Monday, May 14, 2007


The Best of What's Around

Two states, five counties, and seven cities later I finally had to abandon my Craig’s List dream of a yard. The idea of using all the stuff I can scrounge on Craig’s List to landscape has been dashed by the realities of time. I have been saving toward landscaping this summer so I have a bit of money, but between travel and work I have no time. I got practical and ordered eight yards of top soil to build a burm in which to plant the xeriscape plants I bought via the City at wholesale prices. I did pay for my decision; the landscaping company dumped the dirt literally in the middle of the road creating a traffic hazard that I had to take care of one shovel full at a time. They said help was on the way, but it never showed.
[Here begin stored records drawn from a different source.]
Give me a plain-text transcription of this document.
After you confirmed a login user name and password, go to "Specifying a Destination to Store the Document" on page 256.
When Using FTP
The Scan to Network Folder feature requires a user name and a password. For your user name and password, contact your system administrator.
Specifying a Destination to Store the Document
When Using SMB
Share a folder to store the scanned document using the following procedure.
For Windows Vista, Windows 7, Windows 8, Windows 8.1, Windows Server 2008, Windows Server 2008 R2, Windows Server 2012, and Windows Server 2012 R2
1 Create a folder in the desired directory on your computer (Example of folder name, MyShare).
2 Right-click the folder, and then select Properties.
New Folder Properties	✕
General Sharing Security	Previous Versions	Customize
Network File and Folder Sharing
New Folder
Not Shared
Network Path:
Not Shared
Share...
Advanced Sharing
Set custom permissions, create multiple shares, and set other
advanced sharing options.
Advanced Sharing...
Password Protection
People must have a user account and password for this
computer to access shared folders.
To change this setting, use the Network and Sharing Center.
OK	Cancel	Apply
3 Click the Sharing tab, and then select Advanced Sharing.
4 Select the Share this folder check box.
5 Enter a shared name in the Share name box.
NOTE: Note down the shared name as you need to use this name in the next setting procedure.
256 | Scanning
Anyway back to the trip. I roared through the states of Maryland and Virginia for both work and pleasure. Work took me to Maryland Sheep and Wool the largest sheep show in the county where I enjoyed lamb sausage and large glasses of ice tea. My colleagues and I had our annual meal at May’s in Fredric Maryland where we feasted on lovely lump meat crab cakes with a side of giddiness that always accompanies a day at the show and gathering of friends. We met with one of the grand dames of weaving and her adorable husband for cocktails in Baltimore and then were led to a dive to eat when my traveling companion asked a homeless person for advise. In Charlottesville, Virginia, my hometown, I collapsed at a childhood friend’s apartment situated conveniently over a wine shop where we could scurry down the back stairs and grab a bottle of locally produced wine, fresh baked bread, and sheep’s milk cheese for snacking. While in the area I visited my god donkeys and their caretaker Ginger and gathered eggs from her neighbor’s farm, enjoyed a spinach pate with a high school friend, and ate a nostalgic dinner of grilled chicken, corn one the cob, and green beans with family while reminiscing about the 1,500 chocolate chip cookies we used to bake for the Messiah Sing-In. In Richmond, I visited my sister where we roamed the thrift stores and ate Thai food before pressing onto the Shenandoah Valley to spend a few hours with my mother eating fried chicken and spinach fresh from the garden. It is not with total regret that I gaze at my lump of commercial dirt and realize that one has to be flexible.

Today’s Lunch
Springtime Fettuccine

4 oz fettuccine
1 tbsp coconut or olive oil
1/2 onion, chopped
1 yellow squash, chopped
1/2 cup of peas (frozen or fresh)
1 tsp basil
Salt and pepper to taste
1/4 cup Parmesan

Cook fettuccine according to instruction on the package. In a large skillet, melt oil on medium heat and add onion. Cook until the onions are translucent, about three minutes, and add, bazil, salt and pepper, squash, and peas. Cover and cook for about ten minutes until the squash is tender. Toss with fettuccine and top with parmesan.